En juin dernier, le premier ministre Mark Carney annonçait une injection supplémentaire de 9,3 milliards de dollars pour les dépenses en matière de défense de 2025 à 2026. De plus, en réponse à l’exigence de l’OTAN et à la demande des États-Unis, les dépenses de défense passeraient de 1,5 % à 5 % du produit intérieur brut (PIB) d’ici 2035, ce qui veut dire que le tiers du budget fédéral actuel irait aux dépenses militaires. Quelle augmentation astronomique!

Cette vaste offensive de militarisation de la société et des esprits repose sur un très vieux mantra politique selon lequel il faut préparer la guerre pour vivre en paix. Une militarisation qui, en plus d’assurer « notre » sécurité, promet de créer des emplois. Or, pendant qu’on fait rouler les tambours de la guerre, les marchands de la mort se réjouissent des profits à venir.

Dans un contexte de tensions croissantes, cette nouvelle course aux armements n’annonce rien de bon, ni pour le Canada ni pour le reste de la planète. Elle risque de remplacer le droit international par la loi du plus fort, et de nous plonger dans un nouveau cycle de conflits, de crises économiques et d’agressions impérialistes, et donc d’augmenter le nombre de guerres dévastatrices. Dans ce contexte, le risque d’une conflagration nucléaire qui menace la survie de l’humanité est réel.

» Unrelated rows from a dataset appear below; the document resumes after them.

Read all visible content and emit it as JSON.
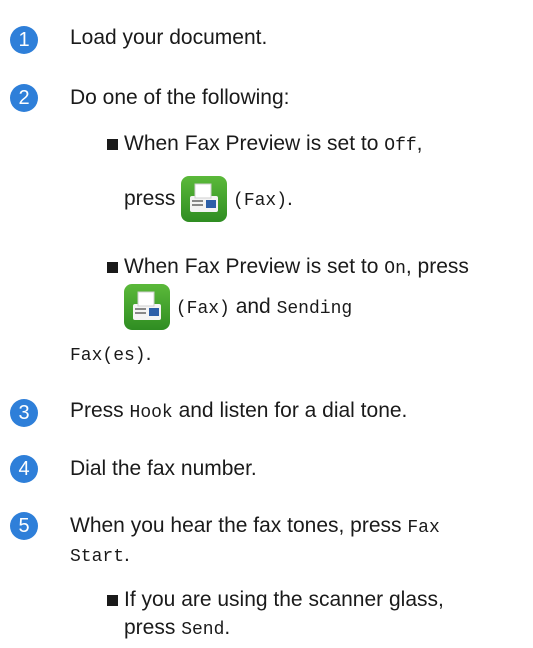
{
  "colors": {
    "step_badge": "#2e7fd9",
    "fax_icon": "#3a9d2a"
  },
  "steps": [
    {
      "number": "1",
      "text": "Load your document."
    },
    {
      "number": "2",
      "text": "Do one of the following:"
    },
    {
      "number": "3",
      "pre": "Press ",
      "code": "Hook",
      "post": " and listen for a dial tone."
    },
    {
      "number": "4",
      "text": "Dial the fax number."
    },
    {
      "number": "5",
      "pre": "When you hear the fax tones, press ",
      "code": "Fax",
      "code2": "Start",
      "post2": "."
    }
  ],
  "step2_bullets": {
    "a_pre": "When Fax Preview is set to ",
    "a_code": "Off",
    "a_post": ",",
    "a_press": "press ",
    "a_fax": "(Fax)",
    "a_end": ".",
    "b_pre": "When Fax Preview is set to ",
    "b_code": "On",
    "b_post": ", press",
    "b_fax": "(Fax)",
    "b_and": " and ",
    "b_code2": "Sending",
    "b_code3": "Fax(es)",
    "b_end": "."
  },
  "step5_bullet": {
    "pre": "If you are using the scanner glass,",
    "press": "press ",
    "code": "Send",
    "end": "."
  },
  "icons": {
    "fax": "fax-machine-icon",
    "bullet": "square-bullet-icon"
  }
}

Au nom de quelle sécurité?

À l’heure où l’on assiste à une montée de l’extrême droite et à l’effondrement des règles internationales instaurées après la Deuxième Guerre mondiale, la rhétorique belliciste exploite les peurs et nourrit des narratifs ultranationalistes et liberticides pour fabriquer un consentement à l’effort de guerre. Nos dirigeants affirment, comme une évidence, qu’il est important de dépenser des milliards pour acquérir des armes toujours plus sophistiquées.  Pour la population, la sécurité c’est avant tout d’avoir un toit, des services sociaux, de quoi manger, une société juste. Ce ne sont pas les armes qui assurent notre sécurité.

À qui profite la guerre ?

Sans aucun doute, le complexe militaro-industriel sort grand gagnant des guerres et de la montée de la militarisation et les populations, grandes perdantes. On en a eu la preuve tangible lorsque des entreprises d’armement implantées aux États-Unis et au Canada ont enregistré des augmentations exponentielles de leur cours en Bourse au début de la guerre génocidaire à Gaza. Comme les profits des marchands d’armes baissent en période d’accalmie, l’industrie et ses acolytes entretiennent une logique de guerres permanentes, un cycle vicieux et mortifère.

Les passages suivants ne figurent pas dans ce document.